Witajcie 🙂
Zeszły rok nie był dla mnie zbyt szczęśliwy pod względem jeździectwa. Pokonały mnie przeróżne zdrowotne problemy, a jak skończyły się moje to zaczęły się końskie...
Witam nowy rok z niezłą gromadką do pracy 🙂
Cayenne - tradycyjnie. W zeszłym roku dwukrotnie miała robione zęby, dopiero za drugim razem porządnie (dzięki Monice Olejniczak, polecam). Raz leczyliśmy plecki. Teraz jedziemy z koksem, bo koń bardzo zyskał w pracy.
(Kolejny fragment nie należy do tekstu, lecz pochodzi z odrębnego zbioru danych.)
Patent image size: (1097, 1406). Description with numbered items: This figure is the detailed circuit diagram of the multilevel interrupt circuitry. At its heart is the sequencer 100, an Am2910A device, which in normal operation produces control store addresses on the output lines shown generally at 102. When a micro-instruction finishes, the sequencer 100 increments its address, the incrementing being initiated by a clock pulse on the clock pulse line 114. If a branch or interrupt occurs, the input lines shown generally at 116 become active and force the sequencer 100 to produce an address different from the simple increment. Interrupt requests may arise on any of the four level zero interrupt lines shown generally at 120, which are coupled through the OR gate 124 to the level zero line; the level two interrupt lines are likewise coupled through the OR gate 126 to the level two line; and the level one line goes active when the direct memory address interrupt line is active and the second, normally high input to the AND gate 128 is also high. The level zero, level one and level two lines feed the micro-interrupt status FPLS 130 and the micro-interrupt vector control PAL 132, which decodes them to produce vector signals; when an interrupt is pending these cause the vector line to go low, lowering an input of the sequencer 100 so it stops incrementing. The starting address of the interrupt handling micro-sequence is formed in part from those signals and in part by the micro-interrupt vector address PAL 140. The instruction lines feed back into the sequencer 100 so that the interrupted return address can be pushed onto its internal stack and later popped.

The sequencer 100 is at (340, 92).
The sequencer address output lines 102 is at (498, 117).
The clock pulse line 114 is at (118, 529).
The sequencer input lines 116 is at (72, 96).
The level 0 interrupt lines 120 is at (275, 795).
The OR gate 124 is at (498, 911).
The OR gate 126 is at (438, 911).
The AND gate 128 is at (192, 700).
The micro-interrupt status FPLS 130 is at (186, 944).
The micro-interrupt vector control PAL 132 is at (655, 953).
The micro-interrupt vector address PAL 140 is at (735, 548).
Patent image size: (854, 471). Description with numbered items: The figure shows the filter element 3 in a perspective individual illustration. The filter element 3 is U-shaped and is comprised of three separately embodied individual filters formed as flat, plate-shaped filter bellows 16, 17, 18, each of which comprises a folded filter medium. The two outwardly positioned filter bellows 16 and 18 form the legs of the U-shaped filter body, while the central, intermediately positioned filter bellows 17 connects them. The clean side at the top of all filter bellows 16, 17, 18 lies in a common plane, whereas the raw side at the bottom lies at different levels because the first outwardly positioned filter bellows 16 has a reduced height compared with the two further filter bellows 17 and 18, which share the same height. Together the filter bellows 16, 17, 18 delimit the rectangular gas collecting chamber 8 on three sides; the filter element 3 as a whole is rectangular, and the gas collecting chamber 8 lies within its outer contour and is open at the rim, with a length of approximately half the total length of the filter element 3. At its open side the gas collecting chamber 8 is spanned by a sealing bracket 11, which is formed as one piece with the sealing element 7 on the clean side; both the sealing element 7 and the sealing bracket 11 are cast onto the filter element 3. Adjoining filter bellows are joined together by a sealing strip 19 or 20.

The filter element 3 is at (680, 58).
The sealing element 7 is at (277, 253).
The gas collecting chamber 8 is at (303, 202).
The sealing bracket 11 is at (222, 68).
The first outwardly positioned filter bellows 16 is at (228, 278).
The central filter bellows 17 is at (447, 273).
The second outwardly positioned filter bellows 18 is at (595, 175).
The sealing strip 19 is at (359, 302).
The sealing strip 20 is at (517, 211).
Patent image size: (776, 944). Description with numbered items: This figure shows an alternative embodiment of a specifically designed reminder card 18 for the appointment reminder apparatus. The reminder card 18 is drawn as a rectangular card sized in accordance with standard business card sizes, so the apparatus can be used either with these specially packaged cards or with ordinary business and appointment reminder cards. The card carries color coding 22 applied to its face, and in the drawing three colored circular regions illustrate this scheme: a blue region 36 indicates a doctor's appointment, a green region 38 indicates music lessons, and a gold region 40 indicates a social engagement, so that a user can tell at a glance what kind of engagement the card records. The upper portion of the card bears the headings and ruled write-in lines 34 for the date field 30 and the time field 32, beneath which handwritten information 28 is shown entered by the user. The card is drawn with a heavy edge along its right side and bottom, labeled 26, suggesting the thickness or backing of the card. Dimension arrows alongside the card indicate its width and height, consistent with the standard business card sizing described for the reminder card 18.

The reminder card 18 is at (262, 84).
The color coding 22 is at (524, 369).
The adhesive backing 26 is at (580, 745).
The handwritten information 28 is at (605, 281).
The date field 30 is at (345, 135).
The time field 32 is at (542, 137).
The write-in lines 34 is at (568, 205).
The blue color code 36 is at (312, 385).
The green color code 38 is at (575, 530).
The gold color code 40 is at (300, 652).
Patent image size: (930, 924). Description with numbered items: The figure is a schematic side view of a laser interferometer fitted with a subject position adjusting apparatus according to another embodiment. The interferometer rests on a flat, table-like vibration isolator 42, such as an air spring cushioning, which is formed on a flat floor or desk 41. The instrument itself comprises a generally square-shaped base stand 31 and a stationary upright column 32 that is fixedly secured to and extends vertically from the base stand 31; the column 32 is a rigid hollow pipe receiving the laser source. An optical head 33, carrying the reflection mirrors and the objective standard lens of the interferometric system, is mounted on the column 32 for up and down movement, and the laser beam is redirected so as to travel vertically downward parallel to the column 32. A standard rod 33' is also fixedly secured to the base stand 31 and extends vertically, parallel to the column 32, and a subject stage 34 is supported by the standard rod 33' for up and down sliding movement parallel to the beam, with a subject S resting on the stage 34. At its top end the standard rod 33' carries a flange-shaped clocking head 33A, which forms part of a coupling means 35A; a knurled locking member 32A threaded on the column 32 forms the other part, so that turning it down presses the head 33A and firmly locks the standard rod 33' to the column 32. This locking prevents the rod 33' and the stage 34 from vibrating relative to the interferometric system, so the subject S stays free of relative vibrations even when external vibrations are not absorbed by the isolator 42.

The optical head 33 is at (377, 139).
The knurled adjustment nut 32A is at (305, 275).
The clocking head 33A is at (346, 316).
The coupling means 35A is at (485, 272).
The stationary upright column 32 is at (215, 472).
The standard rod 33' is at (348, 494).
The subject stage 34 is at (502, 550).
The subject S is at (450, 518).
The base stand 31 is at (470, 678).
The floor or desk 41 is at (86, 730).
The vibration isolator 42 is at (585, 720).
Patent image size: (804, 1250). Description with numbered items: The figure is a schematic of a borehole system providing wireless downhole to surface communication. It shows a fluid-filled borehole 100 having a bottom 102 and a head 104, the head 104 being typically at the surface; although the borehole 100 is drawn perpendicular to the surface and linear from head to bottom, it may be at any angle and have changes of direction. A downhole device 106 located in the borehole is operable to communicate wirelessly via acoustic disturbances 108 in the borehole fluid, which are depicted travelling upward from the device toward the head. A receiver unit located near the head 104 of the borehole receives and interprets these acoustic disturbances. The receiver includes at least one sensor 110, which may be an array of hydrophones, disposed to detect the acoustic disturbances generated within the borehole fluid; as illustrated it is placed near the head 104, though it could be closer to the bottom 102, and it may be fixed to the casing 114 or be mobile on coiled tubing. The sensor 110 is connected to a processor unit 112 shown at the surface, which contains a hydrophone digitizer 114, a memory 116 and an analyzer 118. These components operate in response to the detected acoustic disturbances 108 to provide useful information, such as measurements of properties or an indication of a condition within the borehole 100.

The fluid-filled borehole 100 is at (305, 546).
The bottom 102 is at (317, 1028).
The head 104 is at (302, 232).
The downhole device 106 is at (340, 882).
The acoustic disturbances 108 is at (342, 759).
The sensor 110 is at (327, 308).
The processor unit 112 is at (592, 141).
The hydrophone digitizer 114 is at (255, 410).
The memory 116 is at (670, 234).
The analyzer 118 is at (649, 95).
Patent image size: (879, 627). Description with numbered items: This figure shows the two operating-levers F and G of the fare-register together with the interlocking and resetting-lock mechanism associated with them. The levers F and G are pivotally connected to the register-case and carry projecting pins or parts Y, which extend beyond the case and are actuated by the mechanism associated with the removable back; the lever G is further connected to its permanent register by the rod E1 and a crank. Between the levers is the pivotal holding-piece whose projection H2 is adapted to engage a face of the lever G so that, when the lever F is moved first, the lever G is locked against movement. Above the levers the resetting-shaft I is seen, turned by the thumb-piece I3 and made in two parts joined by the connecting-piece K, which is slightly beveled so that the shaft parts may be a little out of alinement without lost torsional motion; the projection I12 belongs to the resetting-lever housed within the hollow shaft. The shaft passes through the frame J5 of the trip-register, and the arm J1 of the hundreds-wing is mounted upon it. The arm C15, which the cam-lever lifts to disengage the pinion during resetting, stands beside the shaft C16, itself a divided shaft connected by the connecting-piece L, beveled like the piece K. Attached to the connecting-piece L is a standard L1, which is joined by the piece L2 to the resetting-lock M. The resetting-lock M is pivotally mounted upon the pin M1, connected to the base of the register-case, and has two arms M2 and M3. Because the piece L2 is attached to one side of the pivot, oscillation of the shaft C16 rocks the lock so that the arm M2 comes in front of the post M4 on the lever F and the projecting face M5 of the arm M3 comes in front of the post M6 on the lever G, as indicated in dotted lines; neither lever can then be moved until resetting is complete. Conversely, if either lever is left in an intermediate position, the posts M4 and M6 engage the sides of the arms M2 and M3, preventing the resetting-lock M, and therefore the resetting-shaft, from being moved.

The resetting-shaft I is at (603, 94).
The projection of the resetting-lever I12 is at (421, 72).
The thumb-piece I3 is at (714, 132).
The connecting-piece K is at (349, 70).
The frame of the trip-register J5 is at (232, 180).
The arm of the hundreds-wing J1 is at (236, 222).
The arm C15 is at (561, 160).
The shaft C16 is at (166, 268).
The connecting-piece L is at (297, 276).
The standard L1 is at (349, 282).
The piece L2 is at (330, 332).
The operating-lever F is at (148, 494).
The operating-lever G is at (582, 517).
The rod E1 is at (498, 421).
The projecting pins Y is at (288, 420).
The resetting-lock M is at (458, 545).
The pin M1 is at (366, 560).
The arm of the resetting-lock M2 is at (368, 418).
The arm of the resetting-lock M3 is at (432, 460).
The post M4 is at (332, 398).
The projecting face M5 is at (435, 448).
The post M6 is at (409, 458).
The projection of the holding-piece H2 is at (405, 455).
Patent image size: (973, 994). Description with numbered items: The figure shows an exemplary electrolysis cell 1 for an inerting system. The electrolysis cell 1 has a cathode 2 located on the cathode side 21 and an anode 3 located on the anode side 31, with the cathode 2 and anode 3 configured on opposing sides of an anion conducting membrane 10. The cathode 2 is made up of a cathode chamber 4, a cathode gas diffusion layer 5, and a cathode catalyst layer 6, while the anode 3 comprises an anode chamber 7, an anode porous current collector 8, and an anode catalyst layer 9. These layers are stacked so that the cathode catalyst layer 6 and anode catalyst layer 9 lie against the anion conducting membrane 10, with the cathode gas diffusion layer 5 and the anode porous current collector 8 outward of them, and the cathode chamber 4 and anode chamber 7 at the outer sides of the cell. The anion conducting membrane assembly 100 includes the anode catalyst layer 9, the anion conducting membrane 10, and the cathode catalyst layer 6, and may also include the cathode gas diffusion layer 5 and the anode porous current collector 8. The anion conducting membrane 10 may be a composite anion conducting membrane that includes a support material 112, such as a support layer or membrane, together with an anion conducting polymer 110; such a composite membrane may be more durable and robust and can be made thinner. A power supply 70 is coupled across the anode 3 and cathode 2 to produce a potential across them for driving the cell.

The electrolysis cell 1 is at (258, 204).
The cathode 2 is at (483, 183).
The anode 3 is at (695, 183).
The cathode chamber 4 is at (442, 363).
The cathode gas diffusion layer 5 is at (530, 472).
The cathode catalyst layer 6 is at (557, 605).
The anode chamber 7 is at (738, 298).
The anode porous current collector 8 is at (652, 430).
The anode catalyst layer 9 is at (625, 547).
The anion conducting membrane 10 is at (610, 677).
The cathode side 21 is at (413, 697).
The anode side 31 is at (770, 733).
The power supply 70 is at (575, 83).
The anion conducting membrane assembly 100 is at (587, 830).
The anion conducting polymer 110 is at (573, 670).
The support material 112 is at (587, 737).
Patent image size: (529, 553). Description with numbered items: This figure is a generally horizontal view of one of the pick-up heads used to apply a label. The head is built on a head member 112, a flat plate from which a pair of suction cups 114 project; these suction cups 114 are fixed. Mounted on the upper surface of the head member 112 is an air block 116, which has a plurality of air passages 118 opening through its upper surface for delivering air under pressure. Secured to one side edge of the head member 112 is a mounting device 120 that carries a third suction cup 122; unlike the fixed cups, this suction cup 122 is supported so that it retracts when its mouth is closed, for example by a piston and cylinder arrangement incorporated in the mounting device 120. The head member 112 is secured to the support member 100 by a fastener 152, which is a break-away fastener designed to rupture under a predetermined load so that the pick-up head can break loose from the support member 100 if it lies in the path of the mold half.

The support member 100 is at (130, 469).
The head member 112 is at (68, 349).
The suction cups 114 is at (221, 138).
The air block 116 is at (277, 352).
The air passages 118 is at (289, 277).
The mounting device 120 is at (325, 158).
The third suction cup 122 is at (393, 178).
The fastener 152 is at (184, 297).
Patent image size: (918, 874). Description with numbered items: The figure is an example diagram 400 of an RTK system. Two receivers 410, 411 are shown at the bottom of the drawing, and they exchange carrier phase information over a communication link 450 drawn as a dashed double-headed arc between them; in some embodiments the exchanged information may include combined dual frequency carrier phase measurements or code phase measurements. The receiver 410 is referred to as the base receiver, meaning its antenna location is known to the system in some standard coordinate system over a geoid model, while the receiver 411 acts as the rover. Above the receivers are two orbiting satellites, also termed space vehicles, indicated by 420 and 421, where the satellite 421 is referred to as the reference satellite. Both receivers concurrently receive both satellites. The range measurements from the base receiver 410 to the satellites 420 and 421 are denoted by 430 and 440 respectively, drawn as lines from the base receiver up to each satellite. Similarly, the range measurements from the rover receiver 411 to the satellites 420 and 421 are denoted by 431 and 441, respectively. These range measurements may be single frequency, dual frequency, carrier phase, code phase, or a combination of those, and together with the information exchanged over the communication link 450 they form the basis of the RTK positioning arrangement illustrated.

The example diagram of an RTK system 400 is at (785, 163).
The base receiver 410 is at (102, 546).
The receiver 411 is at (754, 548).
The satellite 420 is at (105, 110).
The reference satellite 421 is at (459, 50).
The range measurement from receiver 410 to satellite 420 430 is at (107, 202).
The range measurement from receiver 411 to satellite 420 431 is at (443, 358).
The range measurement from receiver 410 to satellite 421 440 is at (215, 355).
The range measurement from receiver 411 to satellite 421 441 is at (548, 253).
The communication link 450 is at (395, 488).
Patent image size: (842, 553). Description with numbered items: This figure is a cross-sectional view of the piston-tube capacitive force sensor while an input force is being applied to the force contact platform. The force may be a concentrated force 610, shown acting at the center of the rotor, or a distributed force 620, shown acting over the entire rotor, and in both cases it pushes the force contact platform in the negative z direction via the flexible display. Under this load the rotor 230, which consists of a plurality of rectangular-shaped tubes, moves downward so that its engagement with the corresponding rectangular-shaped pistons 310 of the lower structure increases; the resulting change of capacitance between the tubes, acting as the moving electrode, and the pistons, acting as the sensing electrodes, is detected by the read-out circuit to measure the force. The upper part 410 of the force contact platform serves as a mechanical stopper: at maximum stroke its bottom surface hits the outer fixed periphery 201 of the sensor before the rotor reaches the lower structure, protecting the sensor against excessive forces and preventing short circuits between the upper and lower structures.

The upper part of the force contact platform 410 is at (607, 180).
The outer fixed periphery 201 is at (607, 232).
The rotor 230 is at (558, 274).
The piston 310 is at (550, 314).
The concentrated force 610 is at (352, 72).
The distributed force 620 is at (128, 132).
Chingan - przeskakuje z zaprzęgu w siodło na amen. I robi takie miny, o
Panisko - świeżo zajeżdżony pod siodło hucułek, szykuję go dla rekreantów
I nade wszystko moja wiecznie niezajeżdżona do końca gwiazda - Atea. Naprawdę dokręcam śrubkę. Zmieniłam sposób pracy, widzę efekty. Znowu chce mi się z nią pracować 🙂
Na koniec dodam mojego pocieszyciela w mroźne wieczory - świnię Zuri. Przykryła się, bo zimno 😁 Żyje!
Szczęścia dla Was i kopytnych w Nowym Roku!